Relembrando a graça de cada clichê já esquecido, a letra reativa uma sensibilidade já carrancuda por um ano que não teve como marca a facilidade. Não dá para saber quando Pedro Viáfora compôs a música, mas o sentimento de entendimento e agradecimento vem intenso do período retrospectiva em que foi compartilhada.
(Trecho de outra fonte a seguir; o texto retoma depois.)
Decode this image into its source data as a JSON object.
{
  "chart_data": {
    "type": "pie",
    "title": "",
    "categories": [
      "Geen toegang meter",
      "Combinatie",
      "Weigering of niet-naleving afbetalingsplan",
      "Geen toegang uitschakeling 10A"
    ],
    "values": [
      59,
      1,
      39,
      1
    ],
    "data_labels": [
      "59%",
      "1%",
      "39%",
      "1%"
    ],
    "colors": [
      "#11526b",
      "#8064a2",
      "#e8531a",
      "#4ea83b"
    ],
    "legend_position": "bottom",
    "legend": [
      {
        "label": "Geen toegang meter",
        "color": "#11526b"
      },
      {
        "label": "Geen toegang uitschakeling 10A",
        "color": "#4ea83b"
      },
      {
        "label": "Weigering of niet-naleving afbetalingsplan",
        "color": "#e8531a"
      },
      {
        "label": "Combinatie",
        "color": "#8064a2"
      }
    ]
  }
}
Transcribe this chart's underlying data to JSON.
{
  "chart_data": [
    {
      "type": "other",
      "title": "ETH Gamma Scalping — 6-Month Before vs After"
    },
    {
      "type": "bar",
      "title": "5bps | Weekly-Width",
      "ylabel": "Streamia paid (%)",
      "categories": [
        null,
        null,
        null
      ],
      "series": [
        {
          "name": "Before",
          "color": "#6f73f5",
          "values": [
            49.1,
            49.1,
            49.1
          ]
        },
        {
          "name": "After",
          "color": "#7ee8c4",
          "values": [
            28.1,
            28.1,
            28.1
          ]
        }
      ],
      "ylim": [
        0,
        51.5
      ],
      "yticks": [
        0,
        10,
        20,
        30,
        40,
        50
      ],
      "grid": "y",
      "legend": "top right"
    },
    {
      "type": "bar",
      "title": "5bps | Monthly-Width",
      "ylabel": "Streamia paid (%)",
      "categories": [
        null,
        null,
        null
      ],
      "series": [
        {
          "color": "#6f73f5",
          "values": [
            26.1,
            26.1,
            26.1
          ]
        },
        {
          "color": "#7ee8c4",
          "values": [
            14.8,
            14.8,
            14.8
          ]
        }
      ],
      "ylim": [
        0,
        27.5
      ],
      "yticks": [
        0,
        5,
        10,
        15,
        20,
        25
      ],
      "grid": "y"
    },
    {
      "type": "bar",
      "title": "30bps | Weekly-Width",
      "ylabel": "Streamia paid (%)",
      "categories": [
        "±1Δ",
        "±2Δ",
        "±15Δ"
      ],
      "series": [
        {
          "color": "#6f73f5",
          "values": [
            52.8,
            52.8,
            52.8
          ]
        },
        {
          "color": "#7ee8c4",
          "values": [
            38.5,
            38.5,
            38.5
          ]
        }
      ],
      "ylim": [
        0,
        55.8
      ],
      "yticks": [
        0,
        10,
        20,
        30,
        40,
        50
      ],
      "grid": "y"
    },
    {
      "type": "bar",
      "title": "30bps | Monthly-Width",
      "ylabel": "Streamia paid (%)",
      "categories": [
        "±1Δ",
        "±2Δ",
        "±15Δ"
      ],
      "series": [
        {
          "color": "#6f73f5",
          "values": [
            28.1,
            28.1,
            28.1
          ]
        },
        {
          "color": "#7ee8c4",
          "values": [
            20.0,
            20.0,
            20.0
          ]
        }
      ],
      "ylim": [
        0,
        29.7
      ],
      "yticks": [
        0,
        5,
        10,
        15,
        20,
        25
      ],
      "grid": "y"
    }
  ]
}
As vezes a gente só precisa dividir o peso, e desse 2017, ano que retrocedemos e conquistamos absurdo, a impressão que paira é que cada vez que algo um passo era vencido, uma camada entendível e demasiadamente rígida era imposta sobre nosso afeto. “Lua cheia”, portanto, vem desembrulhando nosso medo de voltar para a essência enquanto entende a beleza de um agora simples, a beleza do que importa.
Seria necessário um texto completo (anotar: planos para 2018) para explicar o fenômeno que é “Lalá” e o manifesto que Carol faz, sem que deixe por isso de colocar no mundo da arte um produto divertido, instigante e de qualidade inteiramente elevada, menciono isso caso você faça parte deste triste time antiquado que acredita que “‘militância’” e “‘arte’” são duas coisas que não deveriam se encontrar” – frase retirada de uma conversa que presenciei neste último semestre.
Além de um protesto evidente a respeito da possibilidade sincera do corpo feminino obter sua liberdade sexual sem que esta necessite ser um agrado ao prazer masculino, a canção apresenta um tipo tão em alta neste nosso 2017, já que estamos em clima de retrospectiva: o homem que fala demais. Ok, esse tipo sempre existiu, mas esse ano tivemos uma proliferação ainda mais consistente desse homem desconstruído, ele que já não é o estereótipo “macho alfa o prazer é só meu”, ele que carrega o machismo velado, aquele que agita demais, porém permanece com um nojo maquiado do nosso corpo (“egoístas criando orgasmos imaginários”), esse mesmo nojo que acaba sendo responsável pelo ódio que sentimos do nosso próprio corpo.
Com um videoclipe que merece menção por se tratar de outra obra de arte repleta de mulheres na concepção, “Lalá” tem quê de hino pela identificação proporcionada com mulheres que vão desfazendo a ideia de serem objeto de prazer e se deparam com a dificuldade masculina em administrar uma situação quando percebem que aquela outra pessoa ali sabe o que quer, ou apenas o fato de que quer algo. E é aí que Carol é uma artista completa. Seu trunfo é aliar com propriedade uma letra completamente direta e de fácil entendimento que nem por isso é simples, é bem construída. Faz sentido. E a gente agradece.